Alle Termine abgesagt. Und er war der einzige, den sein Sekretär zu ihm schicken sollte.
Der Verletzung wegen? Ob Wenze sich überhaupt versorgen lassen hatte?
Wie auch immer. Sie mussten reden. Worte.
Worte waren nicht Jarels bevorzugte Waffe. Er war noch nie gut im Reden gewesen.
Er war ein Mann der Tat.
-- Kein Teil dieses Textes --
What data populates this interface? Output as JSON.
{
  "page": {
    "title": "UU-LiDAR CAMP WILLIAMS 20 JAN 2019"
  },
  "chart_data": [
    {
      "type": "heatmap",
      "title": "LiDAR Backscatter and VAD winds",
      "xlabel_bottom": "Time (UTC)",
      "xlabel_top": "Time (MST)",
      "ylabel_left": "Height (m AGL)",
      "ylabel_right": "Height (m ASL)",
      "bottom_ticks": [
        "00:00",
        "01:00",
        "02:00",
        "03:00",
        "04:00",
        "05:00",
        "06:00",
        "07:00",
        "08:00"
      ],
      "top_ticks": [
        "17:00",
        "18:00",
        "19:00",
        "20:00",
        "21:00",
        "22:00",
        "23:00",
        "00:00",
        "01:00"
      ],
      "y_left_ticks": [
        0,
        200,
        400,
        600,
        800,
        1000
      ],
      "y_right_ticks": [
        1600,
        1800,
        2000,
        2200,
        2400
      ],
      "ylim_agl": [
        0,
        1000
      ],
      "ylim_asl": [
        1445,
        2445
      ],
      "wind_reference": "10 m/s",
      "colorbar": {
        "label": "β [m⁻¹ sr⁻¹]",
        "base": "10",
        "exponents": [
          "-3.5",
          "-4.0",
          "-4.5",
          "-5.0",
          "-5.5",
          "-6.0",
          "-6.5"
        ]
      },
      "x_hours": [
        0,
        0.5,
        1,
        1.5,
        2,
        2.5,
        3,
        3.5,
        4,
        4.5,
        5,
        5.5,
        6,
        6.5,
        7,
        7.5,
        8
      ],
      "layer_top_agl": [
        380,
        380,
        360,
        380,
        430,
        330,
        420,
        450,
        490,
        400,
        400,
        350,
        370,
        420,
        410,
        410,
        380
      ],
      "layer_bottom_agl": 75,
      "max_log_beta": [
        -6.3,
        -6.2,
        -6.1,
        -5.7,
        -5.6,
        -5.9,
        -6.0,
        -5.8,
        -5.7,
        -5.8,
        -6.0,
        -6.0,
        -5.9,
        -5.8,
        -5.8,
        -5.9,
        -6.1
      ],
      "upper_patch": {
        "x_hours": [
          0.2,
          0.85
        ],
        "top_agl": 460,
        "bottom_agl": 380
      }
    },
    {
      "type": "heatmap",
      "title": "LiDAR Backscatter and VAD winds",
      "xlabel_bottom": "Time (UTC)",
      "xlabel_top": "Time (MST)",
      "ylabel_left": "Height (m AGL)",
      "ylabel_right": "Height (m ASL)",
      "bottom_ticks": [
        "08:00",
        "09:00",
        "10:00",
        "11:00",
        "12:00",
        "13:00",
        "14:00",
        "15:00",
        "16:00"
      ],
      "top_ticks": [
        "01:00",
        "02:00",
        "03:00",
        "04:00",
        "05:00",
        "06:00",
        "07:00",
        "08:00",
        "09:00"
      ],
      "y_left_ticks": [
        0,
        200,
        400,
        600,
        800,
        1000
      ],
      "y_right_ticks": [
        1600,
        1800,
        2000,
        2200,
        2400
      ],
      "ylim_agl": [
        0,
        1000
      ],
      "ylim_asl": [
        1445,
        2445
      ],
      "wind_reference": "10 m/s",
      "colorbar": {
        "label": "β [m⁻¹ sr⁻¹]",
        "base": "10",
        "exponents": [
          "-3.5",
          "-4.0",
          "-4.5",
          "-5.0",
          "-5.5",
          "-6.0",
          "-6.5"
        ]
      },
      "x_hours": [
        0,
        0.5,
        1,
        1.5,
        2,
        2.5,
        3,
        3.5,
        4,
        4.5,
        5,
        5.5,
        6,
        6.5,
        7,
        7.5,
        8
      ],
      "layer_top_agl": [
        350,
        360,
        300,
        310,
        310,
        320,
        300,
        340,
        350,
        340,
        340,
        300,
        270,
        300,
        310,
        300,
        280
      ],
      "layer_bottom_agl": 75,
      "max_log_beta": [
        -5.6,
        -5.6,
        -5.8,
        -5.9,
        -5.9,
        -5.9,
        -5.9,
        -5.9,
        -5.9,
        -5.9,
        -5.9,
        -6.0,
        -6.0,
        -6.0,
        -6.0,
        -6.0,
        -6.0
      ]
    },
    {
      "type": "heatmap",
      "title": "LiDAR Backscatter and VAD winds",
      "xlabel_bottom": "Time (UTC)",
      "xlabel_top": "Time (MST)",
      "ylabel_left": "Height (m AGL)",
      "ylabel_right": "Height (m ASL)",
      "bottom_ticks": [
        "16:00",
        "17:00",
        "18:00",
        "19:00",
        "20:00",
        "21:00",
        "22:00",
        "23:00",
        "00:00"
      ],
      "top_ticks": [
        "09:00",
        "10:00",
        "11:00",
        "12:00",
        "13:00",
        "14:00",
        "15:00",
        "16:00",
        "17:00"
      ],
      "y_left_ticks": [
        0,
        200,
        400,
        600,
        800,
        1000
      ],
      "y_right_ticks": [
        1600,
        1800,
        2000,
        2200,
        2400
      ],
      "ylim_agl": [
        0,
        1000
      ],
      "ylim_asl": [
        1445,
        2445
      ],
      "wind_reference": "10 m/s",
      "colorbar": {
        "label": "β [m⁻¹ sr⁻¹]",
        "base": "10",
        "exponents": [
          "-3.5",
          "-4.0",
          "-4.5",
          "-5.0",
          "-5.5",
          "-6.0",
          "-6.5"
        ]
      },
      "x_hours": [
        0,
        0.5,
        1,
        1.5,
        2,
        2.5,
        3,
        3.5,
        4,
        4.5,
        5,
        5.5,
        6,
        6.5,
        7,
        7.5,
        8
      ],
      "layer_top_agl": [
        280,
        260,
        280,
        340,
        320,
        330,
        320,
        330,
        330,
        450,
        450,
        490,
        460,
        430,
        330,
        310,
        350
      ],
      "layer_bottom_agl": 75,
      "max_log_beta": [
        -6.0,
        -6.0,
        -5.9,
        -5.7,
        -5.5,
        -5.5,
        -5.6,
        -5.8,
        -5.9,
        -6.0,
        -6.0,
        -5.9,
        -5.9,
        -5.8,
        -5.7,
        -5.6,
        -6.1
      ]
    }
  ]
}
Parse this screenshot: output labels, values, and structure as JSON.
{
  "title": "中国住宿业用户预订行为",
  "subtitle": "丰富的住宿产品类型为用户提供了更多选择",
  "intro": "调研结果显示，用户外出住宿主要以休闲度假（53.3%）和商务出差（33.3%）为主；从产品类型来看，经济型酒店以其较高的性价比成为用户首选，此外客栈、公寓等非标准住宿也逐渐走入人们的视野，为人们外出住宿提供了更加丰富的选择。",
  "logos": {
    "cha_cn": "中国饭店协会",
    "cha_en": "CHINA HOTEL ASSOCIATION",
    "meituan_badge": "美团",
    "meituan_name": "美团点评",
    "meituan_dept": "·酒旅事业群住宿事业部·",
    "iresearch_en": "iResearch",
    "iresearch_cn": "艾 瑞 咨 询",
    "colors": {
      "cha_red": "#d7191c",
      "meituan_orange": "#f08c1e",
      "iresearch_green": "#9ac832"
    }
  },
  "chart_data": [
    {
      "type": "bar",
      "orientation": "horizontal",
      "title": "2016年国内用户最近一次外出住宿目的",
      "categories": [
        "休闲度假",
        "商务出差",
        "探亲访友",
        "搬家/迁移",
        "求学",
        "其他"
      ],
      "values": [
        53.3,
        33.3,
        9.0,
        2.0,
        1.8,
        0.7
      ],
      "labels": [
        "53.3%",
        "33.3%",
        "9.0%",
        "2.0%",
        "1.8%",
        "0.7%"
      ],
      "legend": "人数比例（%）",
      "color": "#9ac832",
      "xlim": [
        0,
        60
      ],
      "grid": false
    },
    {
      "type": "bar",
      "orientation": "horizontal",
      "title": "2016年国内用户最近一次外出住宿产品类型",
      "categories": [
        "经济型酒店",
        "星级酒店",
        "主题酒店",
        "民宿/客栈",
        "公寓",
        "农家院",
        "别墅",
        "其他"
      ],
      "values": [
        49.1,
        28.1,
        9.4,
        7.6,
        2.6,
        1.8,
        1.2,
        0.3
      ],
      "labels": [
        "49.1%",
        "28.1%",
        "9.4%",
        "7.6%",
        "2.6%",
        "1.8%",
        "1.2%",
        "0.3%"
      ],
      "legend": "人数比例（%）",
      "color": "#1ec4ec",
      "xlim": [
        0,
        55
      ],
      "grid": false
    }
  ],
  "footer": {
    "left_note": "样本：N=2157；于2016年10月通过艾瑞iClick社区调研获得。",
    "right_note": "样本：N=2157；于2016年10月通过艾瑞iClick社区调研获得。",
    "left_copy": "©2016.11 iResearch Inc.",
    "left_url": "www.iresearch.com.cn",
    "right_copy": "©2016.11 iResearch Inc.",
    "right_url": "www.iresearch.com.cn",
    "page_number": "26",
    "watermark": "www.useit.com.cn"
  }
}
Und er hätte sich lieber einer Übermacht an Gegnern gestellt als diesem Gespräch.
Mit einem Seufzen klopfte er an.
Von drinnen schien kein Laut zu kommen. Allein für sehr feine Ohren war vielleicht das Knacken des Kamins - im Sommer? - und das leise Ächzen eines bestimmten Möbelstücks zu hören, dessen viel benutzte Ecke einen kleinen Schaden hatte.
Jarels Unsicherheit stieg. Schlief er? Oder hatte ihn die Verletzung ausgehebelt? Ging es ihm gut?
Er klopfte noch einmal an, dieses Mal mit etwas mehr Nachdruck.
"Wenzel?"
Ein rhythmisches Ticken kam dazu, dann erwiderte eben jener mit veränderter Stimme:
"Sieh an - der verlorene Sohn. Was stehst du da draußen rum?"
'Der verlorene Sohn.'
'Sohn.'
War das nur ein Spruch und...war sein Großkomtur betrunken?!
Jarel trat ein, schloss die Tür wieder und wandte sich Wenzel zu. "Du wurdest verletzt...", versuchte er ein Gespräch zu starten.
Wenzel hatte sich auf einer Chaiselongue ausgestreckt, ein Kissen unter dem Rücken und eines unter dem verwundeten Arm, sodass kaum Druck auf der frischen Wunde lastete. Nachdem das Adrenalin abgeklungen war, blieb nagender Schmerz, doch nicht nur körperlich. Auf dem Beistelltisch stand eine halb geleerte Flasche Rotwein aus Toussaint, eine zweite lag leer auf dem Boden. In der unversehrten Hand hielt Wenzel einen getriebenen Kelch und schwenkte dessen Inhalt, beobachtete das Kreisen der Flüssigkeit.
"In vielerlei Hinsicht.", brummte er dumpf. Ja, er hatte getrunken und zwar für seine Verhältnisse eindeutig viel zu viel.
Jarel atmete tief durch, trat neben seinen liegenden Schwertherrn und….
…ging auf ein Knie, senkte das Haupt. Wenzel wusste, wie schwer es seinem Klingenmeister das fiel. Der Schattenläufer war stolz. Und unglaublich stur.
Doch es war genau das, was Jarel empfand. Schuld und Scham. Vor allem weil es nötig gewesen war ihn vor die Wand laufen zu lassen um genau das zuzugeben.
„Es tut mir leid. Ich habe dich hintergangen. Belogen. Betrogen. Und ob nun aus Liebe oder einem anderen Grunde spielt keine Rolle. Es war Betrug.“
Worte. Verdammt. Wenn er doch nur so gut damit wäre wie Slava.
War er nicht. Denn in genau diesem Moment kam ihm alles, was er hatte sagen wollen falsch vor. Die Liebe als Grund anzuführen, seinen Herrn schützen zu wollen…
Es war falsch, egal wie er es drehte.
Wenzel betrachtete Jarel über den Rand seines Kelchs hinweg. Lange. Er wusste wie schwer es dem stolzen Mann fallen musste und trotzdem quälte er ihn mit diesem Schweigen. Diesem bohrenden Blick, der den dunklen Scheitel teilen wollte. Unter Alkohol war er noch nie sonderlich rational gewesen.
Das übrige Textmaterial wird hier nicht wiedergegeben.